First off; download either the Mac version or Windows installer from:
- Mac: Open the downloaded file and drag Trifacta to your Applications folder
Windows: Run installer, review and accept the license agreement and install
- Once finished, load up ‘Trifacta Wrangler’ from the start menu.
- You’ll need to register (or login if you already have an account), fill in the details, accept the license agreement (assuming you agree to it), register and you’re good to go.
LOADING THE DATA
After you’ve launched it, point it to the data you’re after. It’s smart, but the file structure still needs to be a table form. Just out of curiosity I pointed it at an Excel file which was part table, part descriptions and it wasn’t sure what to do with it. Not really surprising, but worth a test – it’s a smart tool, but not a mind reader.
- Load up Trifacta
- Click the ‘New Dataset’ button
- Add File > Choose File > Navigate to your file for upload
- Choose the sheet you want to import
- Give it a name and an optional Description > Create and Transform
This gets the data into Trifacta ready for manipulation. The next screen seems a bit daunting at first, unless you watch the tutorials. It’s not instantly clear what to do next, other than type some code in the transformation logic. Don’t worry, the application’s much smarter than that and a lot more user-friendly!
TRANSFORMING THE DATA
First off, you’ll notice it’s profiled the data for you, this gives you a great indicator as to what needs review. Trifacta works by selecting an example of what you want to transform, literally just highlight the piece of data you want to change and you’ll see options at the bottom of the screen.
Trifacta attempts to work out the types of fields you’re loading. My first column contains both text and commas, so it has detected it as a text field. Understandable mistake, and an easy one to resolve by clicking on the field type the ‘ABC’ button at the left of the field header.
After I changed the type to number it told me that all of the data is wrong, so I needed to make some changes. I also noticed that there were a couple of values in my ‘Date_end_of_period’ field were causing issues too, represented in the Data Quality bar at the top by a little red blip.
First off, we need to select the problem by highlighting it with our cursor (click and drag). I highlighted just the first quotation before the number in row 1. Trifacta then worked out that I’m probably trying to do this for the quotations around my value and has some suggested fixes:
I was happy with the first suggestion, so I selected Replace. In this case, I replaced it with nothing and just removed. I did that by simply clicking on the suggestion, then clicking on the ‘Add to Script’ button.
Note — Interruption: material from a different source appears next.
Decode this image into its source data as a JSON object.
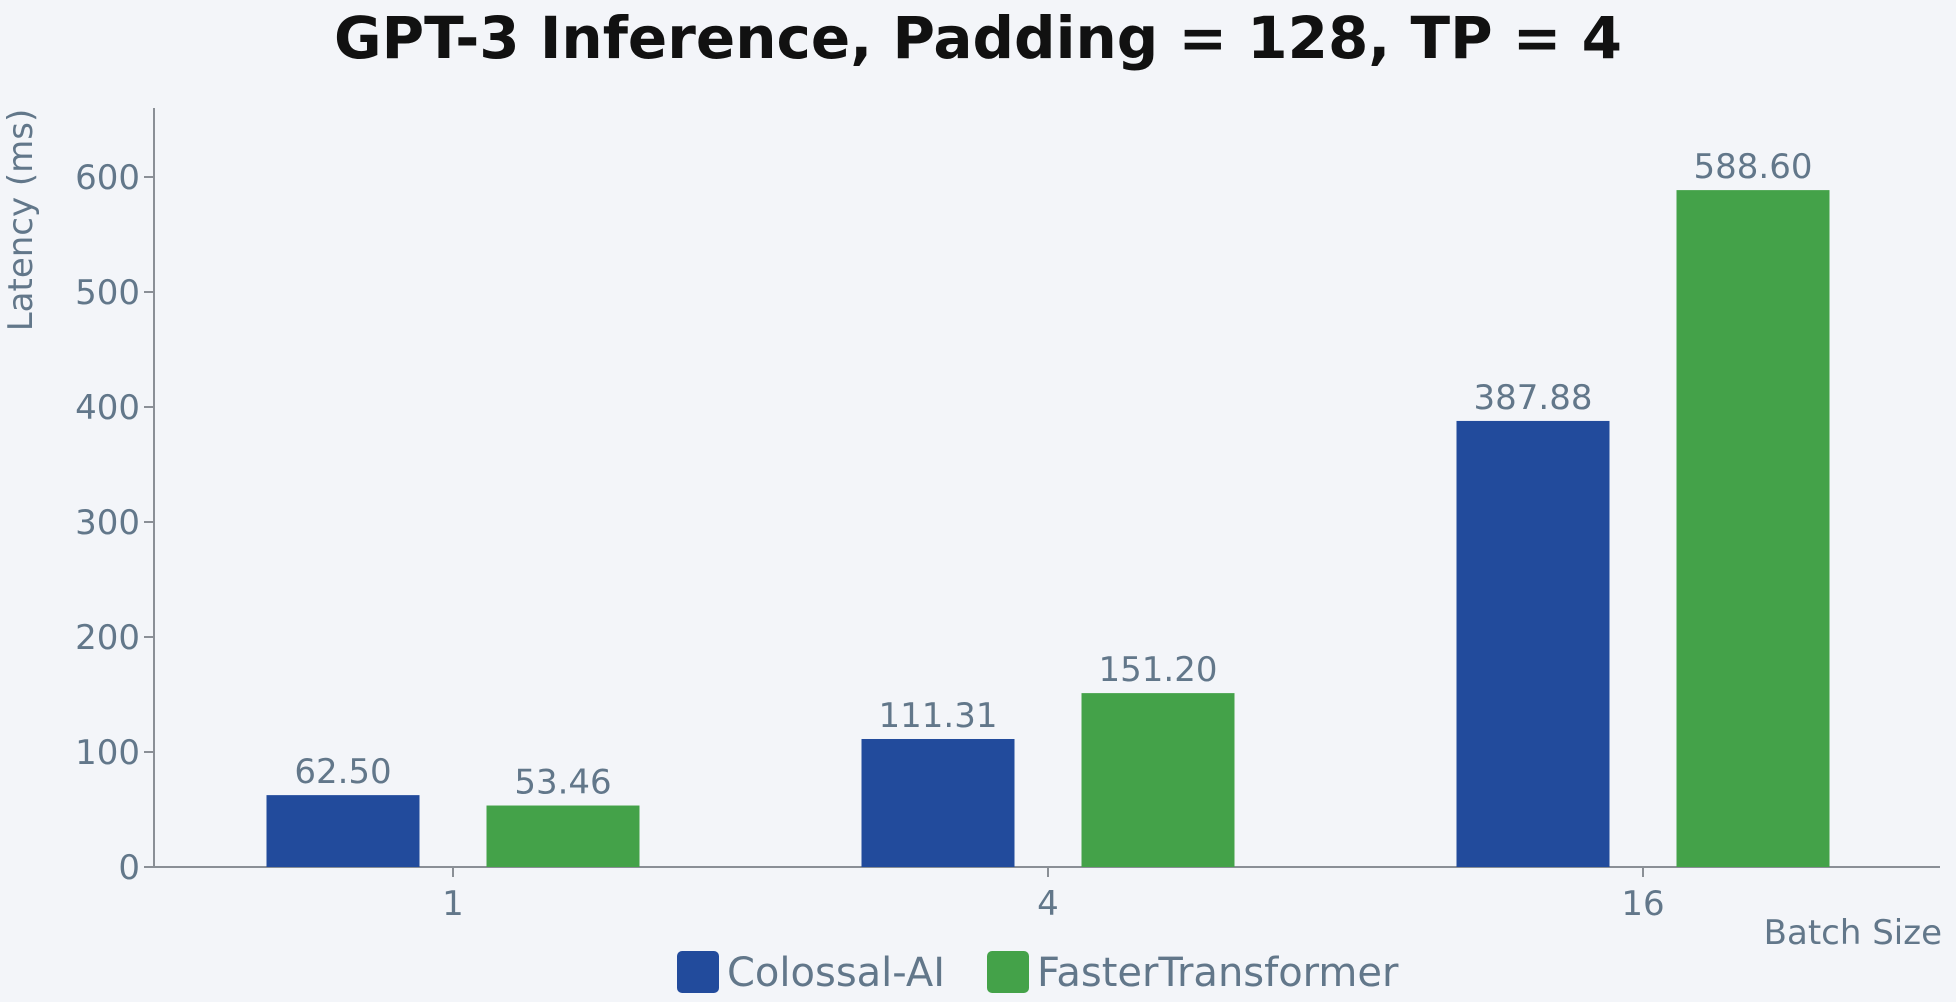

I did the same for the comma to remove it, then the data quality bar changed to show that the majority were recognised but there were still a couple of problem values – the ‘ABC’ and ‘DEF’. I did exactly the same thing – highlight them and choose the Replace value.
Once you’ve chosen the transformation type, you can modify what it’s doing by clicking on the modify script button at the right.
The bar on the right shows your transformation history and clicking one will roll the transformations back to that point. When you hover over you get the option to edit, allowing you to tweak the transformation code, e.g. Add a value to replace with, rather than blank, and delete, reverting it back to the original values.
After you’ve told it what to do the only thing left is to ‘Generate Results’. Let Trifacta know the format you want then click the All Seeing Eye-con and it’ll show you where to find it:
Good luck on your Trifacta journey!
Keep exploring! Daniel.